The constitutional appeal filed against the South Korean government over digital currency controls toward the end of December has been alluded to the nation’s Supreme Court by the Constitutional Court.
Lawyer Jeong Hee-chan alleged that “regulating the trade through administrative guidance without any legal grounds is an infringement of property rights,” the Korea Times reported and quoted Jeong’s law office stating:
“The government’s regulations are devaluing virtual currencies by making trading very difficult…Thus, this is an infringement on people’s property rights by the government’s unlawful measures.”
Jeong explained, “We agree that regulations are necessary,” adding “but regulations should come after related laws are implemented. The petition is also a request for the government to respect people’s property rights and introduce regulations after reaching a social consensus.”

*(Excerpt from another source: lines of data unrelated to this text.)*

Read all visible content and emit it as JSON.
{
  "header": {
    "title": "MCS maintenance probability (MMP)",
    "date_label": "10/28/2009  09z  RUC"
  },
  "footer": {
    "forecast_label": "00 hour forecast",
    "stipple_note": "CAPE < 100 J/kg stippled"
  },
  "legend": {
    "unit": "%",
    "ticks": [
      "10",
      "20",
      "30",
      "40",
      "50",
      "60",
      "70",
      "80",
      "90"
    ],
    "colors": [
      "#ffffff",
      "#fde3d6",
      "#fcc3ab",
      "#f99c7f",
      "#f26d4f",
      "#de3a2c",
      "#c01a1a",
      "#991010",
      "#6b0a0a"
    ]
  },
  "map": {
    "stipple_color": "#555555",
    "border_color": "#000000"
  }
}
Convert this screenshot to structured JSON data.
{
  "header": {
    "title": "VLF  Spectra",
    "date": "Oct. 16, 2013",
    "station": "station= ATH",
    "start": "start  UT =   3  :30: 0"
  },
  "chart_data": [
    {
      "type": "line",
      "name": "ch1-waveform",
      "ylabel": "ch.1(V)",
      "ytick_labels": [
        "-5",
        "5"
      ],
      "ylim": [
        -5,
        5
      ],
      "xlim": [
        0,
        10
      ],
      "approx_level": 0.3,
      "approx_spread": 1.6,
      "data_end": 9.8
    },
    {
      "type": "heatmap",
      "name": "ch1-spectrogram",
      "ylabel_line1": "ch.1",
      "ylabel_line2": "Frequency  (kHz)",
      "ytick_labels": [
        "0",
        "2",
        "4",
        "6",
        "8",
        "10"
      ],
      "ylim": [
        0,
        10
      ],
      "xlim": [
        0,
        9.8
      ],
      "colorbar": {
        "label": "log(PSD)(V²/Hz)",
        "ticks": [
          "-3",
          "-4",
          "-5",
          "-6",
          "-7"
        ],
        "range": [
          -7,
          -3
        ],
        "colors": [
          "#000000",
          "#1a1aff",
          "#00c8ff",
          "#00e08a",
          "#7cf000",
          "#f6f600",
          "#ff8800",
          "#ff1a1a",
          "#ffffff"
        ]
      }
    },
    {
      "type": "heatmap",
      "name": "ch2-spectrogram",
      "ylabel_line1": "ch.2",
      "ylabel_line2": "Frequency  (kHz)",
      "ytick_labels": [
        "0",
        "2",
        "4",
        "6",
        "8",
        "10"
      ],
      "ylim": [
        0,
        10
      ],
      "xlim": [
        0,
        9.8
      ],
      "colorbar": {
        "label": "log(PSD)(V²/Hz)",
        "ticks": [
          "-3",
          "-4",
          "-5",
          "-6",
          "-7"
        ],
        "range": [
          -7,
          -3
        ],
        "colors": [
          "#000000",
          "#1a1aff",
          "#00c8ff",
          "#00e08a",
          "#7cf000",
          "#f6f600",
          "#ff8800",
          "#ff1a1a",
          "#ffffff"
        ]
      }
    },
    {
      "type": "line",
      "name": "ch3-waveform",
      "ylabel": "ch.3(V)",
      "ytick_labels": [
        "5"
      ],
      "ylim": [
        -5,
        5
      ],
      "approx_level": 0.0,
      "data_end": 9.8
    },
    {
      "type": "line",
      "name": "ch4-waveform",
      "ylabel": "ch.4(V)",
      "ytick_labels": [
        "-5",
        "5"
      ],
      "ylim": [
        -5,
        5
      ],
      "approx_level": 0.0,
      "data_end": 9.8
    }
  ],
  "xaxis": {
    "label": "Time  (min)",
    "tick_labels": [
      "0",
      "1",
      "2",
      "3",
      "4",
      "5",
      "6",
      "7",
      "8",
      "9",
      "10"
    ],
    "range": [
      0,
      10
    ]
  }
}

As a component of the regulations for digital currencies, the government has executed an obligatory real name system for digital currency trade accounts. The system became effective on January 30.
As indicated by the regulators, all current virtual accounts utilized by digital currency traders must be changed over into real name ones keeping in mind the end goal to deposit cash for exchanging. Following one week, just 8.21% of every all virtual accounts at the nation’s top four exchanges have been changed over into real name ones, leaving 1.6 million records unconverted.

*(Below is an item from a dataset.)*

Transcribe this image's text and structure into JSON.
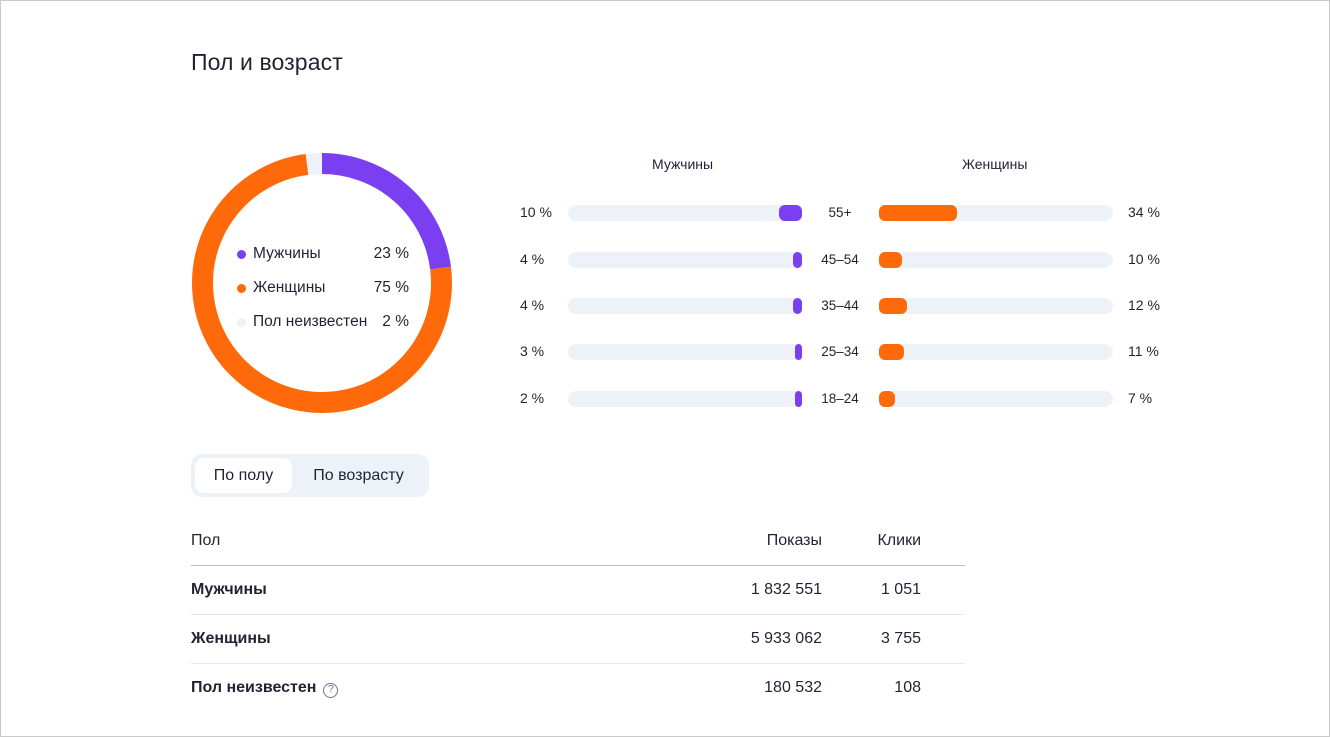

Moreover, banks are just changing over accounts for Upbit, Bithumb, Coinone, and Korbit, leaving smaller trades with no real way to utilize the real name system. The Economic Review explained:
“The key issue is the unfairness of the virtual currency real name system…the government should clarify the grounds for enacting the virtual currency real name system in the main judgment. The basic rights of the people in the Constitution can be restricted only by laws set by the National Assembly.”
“The government insisted it [the real-name system] is legitimate based on the Banking Law and the Financial Information Act,” Top Star News described, adding that:
“If the court makes an unconstitutional judgment, all the existing [cryptocurrency] regulations of the government can be nullified.”
As indicated by the Economic Review, the issue shall be concluded within 180 days” from the date of filing under the Constitutional Court Act which was on December 30. In this way, the case is relied upon to close before the end of June.